Le « China Quaterly » et la rigueur académiques aux caractéristiques chinoises

Voilà qu’à l’occasion d’une controverse ayant beaucoup ému les chercheurs et observateurs occidentaux de la Chine, resurgit la polémique sur les « valeurs ».

Alors que la question des « valeurs » est en réalité bien plus vaste, le débat en cours se résume à la conception qu’on se fait du travail académique, de la vérité des faits et, partant, de la démocratie sensée débattre autour de visions politiques articulées à des données incontestables.

De fil en aiguille, les réflexions s’élargissent au « sens » de l’histoire et s’enveniment quand celle-ci est manipulée à des fins politiques, heurtant la probité académique des historiens dont la mystique se nourrit de la quête de vérité et de neutralité. La querelle n’épargne pas la France. Mais chez nous, elle s’exprime à front renversé des polémiques chinoises.

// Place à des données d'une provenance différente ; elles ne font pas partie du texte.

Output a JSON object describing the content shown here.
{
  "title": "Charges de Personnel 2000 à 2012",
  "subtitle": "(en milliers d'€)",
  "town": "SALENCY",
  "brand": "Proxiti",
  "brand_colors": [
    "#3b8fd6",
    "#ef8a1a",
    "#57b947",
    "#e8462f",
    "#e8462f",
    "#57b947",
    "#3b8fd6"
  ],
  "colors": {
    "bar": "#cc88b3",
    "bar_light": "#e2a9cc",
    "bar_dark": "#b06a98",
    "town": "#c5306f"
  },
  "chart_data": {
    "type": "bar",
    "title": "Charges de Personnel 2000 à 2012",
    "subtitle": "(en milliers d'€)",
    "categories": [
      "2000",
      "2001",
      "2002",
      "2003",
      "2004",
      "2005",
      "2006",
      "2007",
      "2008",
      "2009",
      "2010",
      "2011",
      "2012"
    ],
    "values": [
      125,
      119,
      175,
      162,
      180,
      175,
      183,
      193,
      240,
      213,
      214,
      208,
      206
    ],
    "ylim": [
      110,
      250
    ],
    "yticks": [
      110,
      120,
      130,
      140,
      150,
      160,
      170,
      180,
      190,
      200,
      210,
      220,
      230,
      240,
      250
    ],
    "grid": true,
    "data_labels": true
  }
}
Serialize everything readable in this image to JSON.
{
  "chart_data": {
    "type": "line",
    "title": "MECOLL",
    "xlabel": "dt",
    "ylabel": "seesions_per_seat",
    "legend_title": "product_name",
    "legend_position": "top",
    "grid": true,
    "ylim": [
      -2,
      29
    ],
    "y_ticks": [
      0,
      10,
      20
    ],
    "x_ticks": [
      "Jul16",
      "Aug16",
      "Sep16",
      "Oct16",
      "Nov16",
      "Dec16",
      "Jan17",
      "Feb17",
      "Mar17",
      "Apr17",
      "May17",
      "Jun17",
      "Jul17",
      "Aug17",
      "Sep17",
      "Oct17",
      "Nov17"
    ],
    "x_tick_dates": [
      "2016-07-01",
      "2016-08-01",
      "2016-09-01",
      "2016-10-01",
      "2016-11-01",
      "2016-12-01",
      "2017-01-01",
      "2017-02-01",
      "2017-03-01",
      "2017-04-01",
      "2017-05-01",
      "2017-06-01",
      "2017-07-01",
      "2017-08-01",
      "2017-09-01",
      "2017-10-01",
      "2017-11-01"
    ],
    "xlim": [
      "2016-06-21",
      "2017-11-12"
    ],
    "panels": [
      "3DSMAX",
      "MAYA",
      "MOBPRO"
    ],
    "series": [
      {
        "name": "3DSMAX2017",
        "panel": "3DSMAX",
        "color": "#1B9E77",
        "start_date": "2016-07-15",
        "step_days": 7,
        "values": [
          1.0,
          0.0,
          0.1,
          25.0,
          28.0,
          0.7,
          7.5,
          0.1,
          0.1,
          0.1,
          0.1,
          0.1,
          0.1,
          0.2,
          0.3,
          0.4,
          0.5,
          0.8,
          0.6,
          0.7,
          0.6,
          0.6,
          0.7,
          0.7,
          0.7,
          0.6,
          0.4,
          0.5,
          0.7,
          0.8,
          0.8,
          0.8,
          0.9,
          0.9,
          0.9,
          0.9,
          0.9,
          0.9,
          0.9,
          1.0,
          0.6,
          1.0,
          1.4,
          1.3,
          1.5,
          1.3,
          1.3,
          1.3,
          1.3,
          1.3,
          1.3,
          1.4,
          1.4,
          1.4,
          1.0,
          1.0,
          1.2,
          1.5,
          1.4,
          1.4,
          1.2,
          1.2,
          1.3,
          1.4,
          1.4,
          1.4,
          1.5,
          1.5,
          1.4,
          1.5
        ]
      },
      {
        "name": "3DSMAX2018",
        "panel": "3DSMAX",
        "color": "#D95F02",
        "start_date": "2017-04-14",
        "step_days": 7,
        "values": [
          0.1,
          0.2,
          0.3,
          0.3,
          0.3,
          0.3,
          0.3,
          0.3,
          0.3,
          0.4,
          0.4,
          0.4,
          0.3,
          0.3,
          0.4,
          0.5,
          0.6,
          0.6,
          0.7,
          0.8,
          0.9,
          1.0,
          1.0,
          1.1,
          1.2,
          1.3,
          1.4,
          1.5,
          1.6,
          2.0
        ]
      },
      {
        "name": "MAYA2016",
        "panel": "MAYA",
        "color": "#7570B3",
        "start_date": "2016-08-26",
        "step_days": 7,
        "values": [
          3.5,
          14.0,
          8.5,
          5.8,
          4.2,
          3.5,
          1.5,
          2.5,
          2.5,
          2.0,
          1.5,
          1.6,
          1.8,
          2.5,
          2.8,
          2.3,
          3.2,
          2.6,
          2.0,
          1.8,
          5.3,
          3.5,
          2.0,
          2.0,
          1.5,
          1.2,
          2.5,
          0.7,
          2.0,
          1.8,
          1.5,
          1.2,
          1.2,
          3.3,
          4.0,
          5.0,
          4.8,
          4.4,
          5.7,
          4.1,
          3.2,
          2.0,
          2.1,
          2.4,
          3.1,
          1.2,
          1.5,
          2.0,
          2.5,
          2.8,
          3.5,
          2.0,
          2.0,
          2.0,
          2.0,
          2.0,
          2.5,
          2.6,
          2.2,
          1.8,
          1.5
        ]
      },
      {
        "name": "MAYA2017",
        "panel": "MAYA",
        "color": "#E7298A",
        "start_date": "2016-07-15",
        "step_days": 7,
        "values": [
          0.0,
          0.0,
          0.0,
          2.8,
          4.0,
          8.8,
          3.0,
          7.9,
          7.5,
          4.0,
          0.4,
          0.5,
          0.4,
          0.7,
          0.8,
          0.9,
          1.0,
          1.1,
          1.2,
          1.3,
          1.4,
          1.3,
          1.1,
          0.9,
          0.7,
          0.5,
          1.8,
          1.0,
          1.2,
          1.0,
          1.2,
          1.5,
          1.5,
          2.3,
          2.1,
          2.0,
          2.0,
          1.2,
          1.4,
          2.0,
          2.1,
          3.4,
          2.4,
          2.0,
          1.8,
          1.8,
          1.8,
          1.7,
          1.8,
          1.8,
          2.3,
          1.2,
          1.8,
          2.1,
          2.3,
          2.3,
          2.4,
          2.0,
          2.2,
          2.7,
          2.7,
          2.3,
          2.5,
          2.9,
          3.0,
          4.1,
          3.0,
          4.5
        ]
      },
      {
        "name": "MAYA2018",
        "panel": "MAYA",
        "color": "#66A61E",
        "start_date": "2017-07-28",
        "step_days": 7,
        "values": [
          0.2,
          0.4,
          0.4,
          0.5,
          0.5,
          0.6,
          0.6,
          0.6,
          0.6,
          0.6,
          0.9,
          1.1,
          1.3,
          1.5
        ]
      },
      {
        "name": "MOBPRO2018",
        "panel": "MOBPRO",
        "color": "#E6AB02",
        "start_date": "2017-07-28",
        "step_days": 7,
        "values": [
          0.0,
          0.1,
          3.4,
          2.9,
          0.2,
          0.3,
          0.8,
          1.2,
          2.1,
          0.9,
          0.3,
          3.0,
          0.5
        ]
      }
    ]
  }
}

Quand les chercheurs occidentaux s’insurgent que le parti communiste chinois oblitère à des fins de propagande les pans les plus sombres de son histoire, les hommes politiques français prosélytes « du roman national » s’indignent, au contraire, que notre histoire soit martyrisée au point d’en faire, au mieux, le simple composant presqu’anonyme de la vaste histoire globale, au pire un objet de culpabilité nationale.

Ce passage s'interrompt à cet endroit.